Eingang und Prüfung des Bescheids
Behalten Sie die Einspruchsfristen im Blick. Da voraussichtlich eine Vielzahl an Feststellungserklärungen auf Sie zukommt, muss die Fristenüberwachung gut organisiert sein und sollte möglichst automatisiert ablaufen.

Unterstützung bei der Deklaration

Um Sie bei der Deklaration der Grundsteuerwerte zu unterstützen, wird derzeit eine Lösung durch den DATEV-Software-Partner fino taxtech GmbH entwickelt. Das Angebot von fino wird die fachlichen Anforderungen sowohl für das Bundesrecht als auch die abweichenden Länderlösungen im Zusammenspiel mit den DATEV-Programmen abdecken. Feststellungserklärungen können mit der Lösung erstellt, verwaltet und digital an die Finanzverwaltung übermittelt werden. Für Kanzleien wird es eine Webanwendung geben, in die die Stammdaten für die Deklaration per API (Application Programming Interface - Programmierschnittstelle, die anderen Programmen eine Anbindung ermöglicht) integriert werden können. Der Partner wird die Lösung ab Januar 2022 zur Verfügung stellen. Erste Datenerfassungen werden von diesem Zeitpunkt an möglich sein.
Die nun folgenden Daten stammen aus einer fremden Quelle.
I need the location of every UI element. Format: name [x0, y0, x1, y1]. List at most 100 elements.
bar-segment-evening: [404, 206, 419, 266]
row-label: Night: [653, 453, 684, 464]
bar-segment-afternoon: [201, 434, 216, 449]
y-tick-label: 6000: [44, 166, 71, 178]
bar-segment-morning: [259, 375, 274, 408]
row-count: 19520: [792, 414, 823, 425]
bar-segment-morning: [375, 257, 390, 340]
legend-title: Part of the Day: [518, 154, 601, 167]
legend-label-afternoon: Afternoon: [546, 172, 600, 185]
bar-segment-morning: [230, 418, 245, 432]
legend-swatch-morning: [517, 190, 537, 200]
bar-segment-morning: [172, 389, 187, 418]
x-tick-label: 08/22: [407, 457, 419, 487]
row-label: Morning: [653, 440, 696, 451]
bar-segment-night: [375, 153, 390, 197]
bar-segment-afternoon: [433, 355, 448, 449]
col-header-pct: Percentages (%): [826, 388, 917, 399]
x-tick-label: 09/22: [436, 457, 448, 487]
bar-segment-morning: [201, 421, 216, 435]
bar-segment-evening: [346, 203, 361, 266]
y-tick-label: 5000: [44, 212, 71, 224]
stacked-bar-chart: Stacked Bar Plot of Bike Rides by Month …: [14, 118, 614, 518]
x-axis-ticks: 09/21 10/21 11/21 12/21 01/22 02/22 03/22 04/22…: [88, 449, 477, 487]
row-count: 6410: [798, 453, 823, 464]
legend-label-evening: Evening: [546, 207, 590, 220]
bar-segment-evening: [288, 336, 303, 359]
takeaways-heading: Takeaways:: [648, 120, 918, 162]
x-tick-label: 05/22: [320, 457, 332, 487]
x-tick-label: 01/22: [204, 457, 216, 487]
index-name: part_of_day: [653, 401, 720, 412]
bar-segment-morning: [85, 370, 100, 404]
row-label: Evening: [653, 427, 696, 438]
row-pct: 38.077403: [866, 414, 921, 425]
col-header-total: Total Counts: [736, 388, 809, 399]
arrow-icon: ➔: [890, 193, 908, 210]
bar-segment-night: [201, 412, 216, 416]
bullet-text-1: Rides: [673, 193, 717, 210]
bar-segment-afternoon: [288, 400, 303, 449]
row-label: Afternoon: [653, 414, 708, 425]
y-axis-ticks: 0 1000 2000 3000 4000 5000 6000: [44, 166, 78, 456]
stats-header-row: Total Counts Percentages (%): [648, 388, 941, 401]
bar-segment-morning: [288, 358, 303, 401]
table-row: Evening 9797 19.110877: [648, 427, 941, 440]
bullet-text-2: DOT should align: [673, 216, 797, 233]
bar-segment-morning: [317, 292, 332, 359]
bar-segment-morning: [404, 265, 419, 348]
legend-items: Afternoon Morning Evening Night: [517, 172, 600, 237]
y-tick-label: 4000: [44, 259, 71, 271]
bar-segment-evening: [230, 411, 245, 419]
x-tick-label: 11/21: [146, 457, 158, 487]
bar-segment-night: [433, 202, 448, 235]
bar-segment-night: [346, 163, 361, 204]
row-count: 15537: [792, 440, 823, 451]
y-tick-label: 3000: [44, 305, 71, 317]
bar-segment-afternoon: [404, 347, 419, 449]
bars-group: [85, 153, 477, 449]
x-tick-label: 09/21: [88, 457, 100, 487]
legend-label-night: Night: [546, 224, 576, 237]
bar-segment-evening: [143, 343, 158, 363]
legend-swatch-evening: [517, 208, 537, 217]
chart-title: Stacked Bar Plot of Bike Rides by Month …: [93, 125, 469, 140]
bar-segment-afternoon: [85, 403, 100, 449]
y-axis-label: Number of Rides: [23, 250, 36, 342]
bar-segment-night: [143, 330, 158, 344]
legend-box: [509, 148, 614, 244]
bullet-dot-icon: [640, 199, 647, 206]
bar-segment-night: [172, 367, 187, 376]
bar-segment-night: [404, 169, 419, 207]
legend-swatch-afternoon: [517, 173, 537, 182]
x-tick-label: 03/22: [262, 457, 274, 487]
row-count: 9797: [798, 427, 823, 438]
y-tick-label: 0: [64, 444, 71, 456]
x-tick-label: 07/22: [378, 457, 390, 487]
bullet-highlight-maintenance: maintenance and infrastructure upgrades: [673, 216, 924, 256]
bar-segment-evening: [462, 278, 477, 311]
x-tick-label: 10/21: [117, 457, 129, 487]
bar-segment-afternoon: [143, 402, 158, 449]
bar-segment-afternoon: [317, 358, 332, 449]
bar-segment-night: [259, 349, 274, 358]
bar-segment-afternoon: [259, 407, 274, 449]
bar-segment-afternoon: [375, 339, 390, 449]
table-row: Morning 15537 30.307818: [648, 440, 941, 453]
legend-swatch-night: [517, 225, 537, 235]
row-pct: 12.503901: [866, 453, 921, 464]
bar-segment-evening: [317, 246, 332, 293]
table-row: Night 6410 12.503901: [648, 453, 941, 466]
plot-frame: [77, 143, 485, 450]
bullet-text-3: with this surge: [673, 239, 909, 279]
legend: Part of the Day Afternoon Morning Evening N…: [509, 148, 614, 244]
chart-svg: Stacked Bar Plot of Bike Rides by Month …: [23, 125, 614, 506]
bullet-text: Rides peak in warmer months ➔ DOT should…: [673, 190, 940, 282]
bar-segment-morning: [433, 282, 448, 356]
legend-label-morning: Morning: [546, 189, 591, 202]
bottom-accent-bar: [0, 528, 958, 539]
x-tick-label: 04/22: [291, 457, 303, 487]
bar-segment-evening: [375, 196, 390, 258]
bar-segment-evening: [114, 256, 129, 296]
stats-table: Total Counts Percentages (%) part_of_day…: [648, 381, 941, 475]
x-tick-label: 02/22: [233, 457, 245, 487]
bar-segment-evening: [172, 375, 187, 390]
DATEV stellt die entwickelten Schnittstellen auch Kunden und interessierten Anbietern eigener Lösungen zur Verfügung.

Erste Informationen zur Lösung und dem DATEV-Software-Partner fino taxtech GmbH finden Sie am DATEV-Marktplatz.

Dort finden Sie außerdem eine Lösung von Taxy.io, einem Anbieter mit DATEV-Schnittstelle.

Das können Sie jetzt schon tun

Basisdaten zentral in die DATEV-Cloud übermitteln

Jetzt ist der ideale Zeitpunkt, die Mandantenstammdaten in die DATEV-Cloud zu übernehmen. So können diese im Kontext der Grundsteuerlösung genutzt werden und müssen nicht manuell eingepflegt werden. Sie müssen lediglich die Bereitstellung durchführen und den Zugriff auf die Zentralen Mandanten administrieren.

Mit den Basisdaten online können Sie einfach und sicher Mandantenstammdaten und Leistungsinformationen von Ihren lokalen DATEV-Anwendungen in die DATEV-Cloud übertragen. Der Vorteil: Sie übertragen einmalig alle Daten. Damit sind Sie für die weiteren digitalen Prozesse und Online-Anwendungen der DATEV bestens gerüstet und können neue Online-Anwendungen zukünftig sofort nutzen.